Photo : © Alexis Huguet
A Böbrach , dans les montagnes bavaroises, tout près de la République
tchèque , le camp de réfugiés est un ancien centre de vacances. Isolé au
milieu des bois, à plusieurs kilomètres du bourg, le lieu n’est pas
clôturé. Mais il n’offre aucune autre perspective que celles de manger,
dormir et contempler la forêt : le blues assuré. « Ne rien faire, ne
voir personne, ce n'est pas l'intégration. C'est comme si tu étais en
prison », dit Michel Obango , un réfugié congolais.
Photo : © Alexis Huguet
A Böbrach , les réfugiés ne reçoivent pas d'argent pour acheter de la
nourriture, mais des colis alimentaires. Ils font leur choix dans la
liste, restreinte, de produits, affichée sur le mur.
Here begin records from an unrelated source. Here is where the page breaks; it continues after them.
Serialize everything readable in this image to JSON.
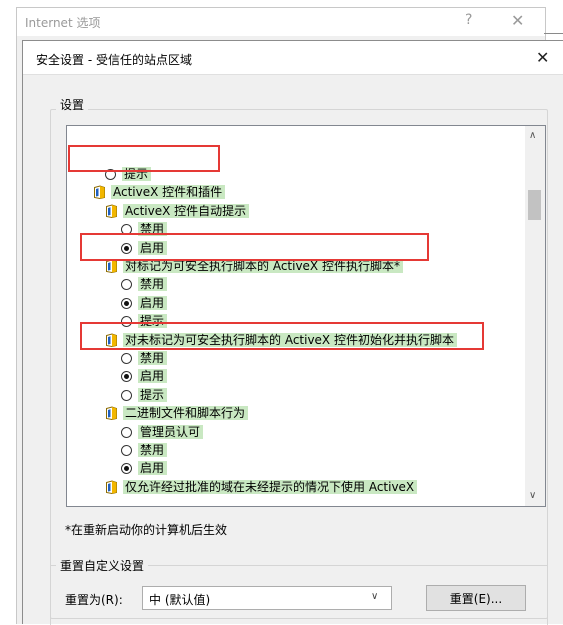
{
  "outer_window": {
    "title": "Internet 选项",
    "help_glyph": "?",
    "close_glyph": "✕"
  },
  "dialog": {
    "title": "安全设置 - 受信任的站点区域",
    "close_glyph": "✕",
    "settings_group_label": "设置",
    "tree_rows": [
      {
        "kind": "radio",
        "text": "提示",
        "checked": false,
        "indent": 1
      },
      {
        "kind": "folder",
        "text": "ActiveX 控件和插件",
        "indent": 0
      },
      {
        "kind": "folder",
        "text": "ActiveX 控件自动提示",
        "indent": 1
      },
      {
        "kind": "radio",
        "text": "禁用",
        "checked": false,
        "indent": 2
      },
      {
        "kind": "radio",
        "text": "启用",
        "checked": true,
        "indent": 2
      },
      {
        "kind": "folder",
        "text": "对标记为可安全执行脚本的 ActiveX 控件执行脚本*",
        "indent": 1
      },
      {
        "kind": "radio",
        "text": "禁用",
        "checked": false,
        "indent": 2
      },
      {
        "kind": "radio",
        "text": "启用",
        "checked": true,
        "indent": 2
      },
      {
        "kind": "radio",
        "text": "提示",
        "checked": false,
        "indent": 2
      },
      {
        "kind": "folder",
        "text": "对未标记为可安全执行脚本的 ActiveX 控件初始化并执行脚本",
        "indent": 1
      },
      {
        "kind": "radio",
        "text": "禁用",
        "checked": false,
        "indent": 2
      },
      {
        "kind": "radio",
        "text": "启用",
        "checked": true,
        "indent": 2
      },
      {
        "kind": "radio",
        "text": "提示",
        "checked": false,
        "indent": 2
      },
      {
        "kind": "folder",
        "text": "二进制文件和脚本行为",
        "indent": 1
      },
      {
        "kind": "radio",
        "text": "管理员认可",
        "checked": false,
        "indent": 2
      },
      {
        "kind": "radio",
        "text": "禁用",
        "checked": false,
        "indent": 2
      },
      {
        "kind": "radio",
        "text": "启用",
        "checked": true,
        "indent": 2
      },
      {
        "kind": "folder",
        "text": "仅允许经过批准的域在未经提示的情况下使用 ActiveX",
        "indent": 1
      }
    ],
    "scroll_up_glyph": "∧",
    "scroll_down_glyph": "∨",
    "restart_note": "*在重新启动你的计算机后生效",
    "reset_group_label": "重置自定义设置",
    "reset_to_label": "重置为(R):",
    "reset_to_value": "中 (默认值)",
    "reset_button_label": "重置(E)..."
  },
  "colors": {
    "row_highlight": "#c9e8c2",
    "annotation_red": "#e53935",
    "folder_icon": "#f2b600"
  }
}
Le premier
supermarché est à près de 5 kilomètres. Quand le dernier bus est passé,
ou qu’ils n’ont plus assez d’argent pour se payer le ticket, les
réfugiés les parcourent à pied. Ils doivent faire le même parcours pour
atteindre un cybercafé où déchiffrer, logiciel de traduction à l’appui,
les lettres envoyées par l’administration.
Photo : © Alexis Huguet
Au bout de neuf mois en Allemagne , les demandeurs d’asile
obtiennent en théorie la possibilité de travailler. Mais les
restrictions sont telles que peu y parviennent. Jackie (à droite) a
décroché un « travail communautaire » : pendant plusieurs mois, elle a
fait le ménage à l'hôpital local pour « un euro de l'heure ». Les
demandeurs d’asile peuvent aussi chercher un emploi « normal ». Mais une
fois le job décroché, le « Pôle emploi » local cherche à caser à leur
place un chômeur allemand, ressortissant de l’Union européenne ou
étranger extra-communautaire titulaire d’une carte de séjour. Ce n’est
que s’il ne trouve personne que le réfugié décroche l’autorisation
finale de travailler.
Photo : © Alexis Huguet
Leonard est né en Allemagne . Magdalena , sa mère nigériane, ne sait
toujours pas si elle sera reconnue comme réfugiée. Depuis trois ans,
elle se morfond en attendant que l’administration donne une réponse à se
demande d’asile. « Ça rend fou, dit-elle. Tu cogites en permanence. »
Selon les chiffres officiels, la majorité des demandes d’asile sont
traitées en moins d’une année. Mais certains demandeurs patientent plus
de dix ans avant d’obtenir une réponse définitive.